E, acima de tudo, garantir que o consumidor final pague menos pela energia, compartilhando diretamente os benefícios da flexibilidade.

Impacto vai muito além da energia

A criação de agregadores e VPPs abre espaço para um novo ciclo econômico: a produção e instalação em massa de baterias de pequeno porte, o rollout de medidores inteligentes, o desenvolvimento de softwares e plataformas digitais de gestão de energia e a geração de empregos em milhares de cidades brasileiras ligadas à operação dessa nova infraestrutura invisível.

É uma oportunidade de reindustrialização verde, com valor agregado alto e capacidade de colocar o Brasil no mapa da inovação em energia digital.

O PL 1304 abre uma janela política rara. Não é necessário aprovar uma regulação complexa de imediato. Basta criar a figura do agregador e permitir que pilotos sejam testados. A experiência internacional mostra que a sofisticação regulatória vem depois: primeiro o agente existe, o mercado prova seu valor e só então a regulação se aprofunda.

Mas, além de criar o agente, é indispensável estabelecer sinais de preços adequados. Sem preços que reflitam a escassez e o valor real da flexibilidade em cada hora do dia, os agregadores e as usinas virtuais não terão incentivos para entregar todo o seu potencial.

O mercado só floresce se o consumidor que ajusta seu consumo, a bateria que armazena energia ou o carro elétrico que devolve energia à rede forem recompensados de forma justa e transparente. Esse alinhamento garante que a inovação tecnológica se traduza em eficiência econômica para o país.

Para avançar, precisamos superar a guerra de narrativas que fragmenta o setor. A tentativa de transferir problema de um lado para o outro não leva a lugar nenhum.

O verdadeiro desafio não é destruir valor, mas criar um novo mercado em que todos ganham: consumidores, geradores, operadores e a sociedade como um todo.

Na Europa, empresas disputam quem consegue reduzir mais o custo da energia para o cliente e compartilhar com ele os benefícios da flexibilidade.

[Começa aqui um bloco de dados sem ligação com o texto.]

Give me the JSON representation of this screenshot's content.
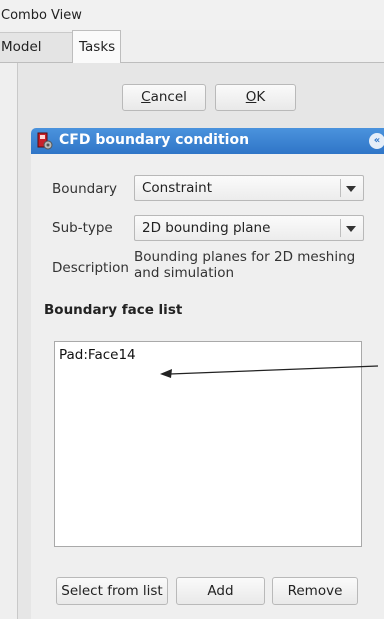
{
  "window": {
    "title": "Combo View"
  },
  "tabs": [
    {
      "label": "Model",
      "active": false
    },
    {
      "label": "Tasks",
      "active": true
    }
  ],
  "dialog_buttons": {
    "cancel_prefix": "",
    "cancel_mnemonic": "C",
    "cancel_rest": "ancel",
    "ok_prefix": "",
    "ok_mnemonic": "O",
    "ok_rest": "K"
  },
  "task_panel": {
    "title": "CFD boundary condition",
    "icon": "cfd-boundary-icon",
    "header_color": "#3a84d4"
  },
  "form": {
    "boundary_label": "Boundary",
    "boundary_value": "Constraint",
    "subtype_label": "Sub-type",
    "subtype_value": "2D bounding plane",
    "description_label": "Description",
    "description_text": "Bounding planes for 2D meshing and simulation"
  },
  "face_list": {
    "title": "Boundary face list",
    "items": [
      "Pad:Face14"
    ]
  },
  "list_buttons": {
    "select_label": "Select from list",
    "add_label": "Add",
    "remove_label": "Remove"
  }
}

Aqui, ainda estamos presos em batalhas para ver quem consegue vender ao preço mais alto.

O Brasil não pode desperdiçar essa chance. Precisamos criar agora as condições para que agregadores e VPPs floresçam. O custo da inação será muito maior que o da inovação. O futuro da energia já chegou — a escolha é se seremos protagonistas ou espectadores.


Gustavo Ribeiro é CEO da Pontal Energy e da Thopen.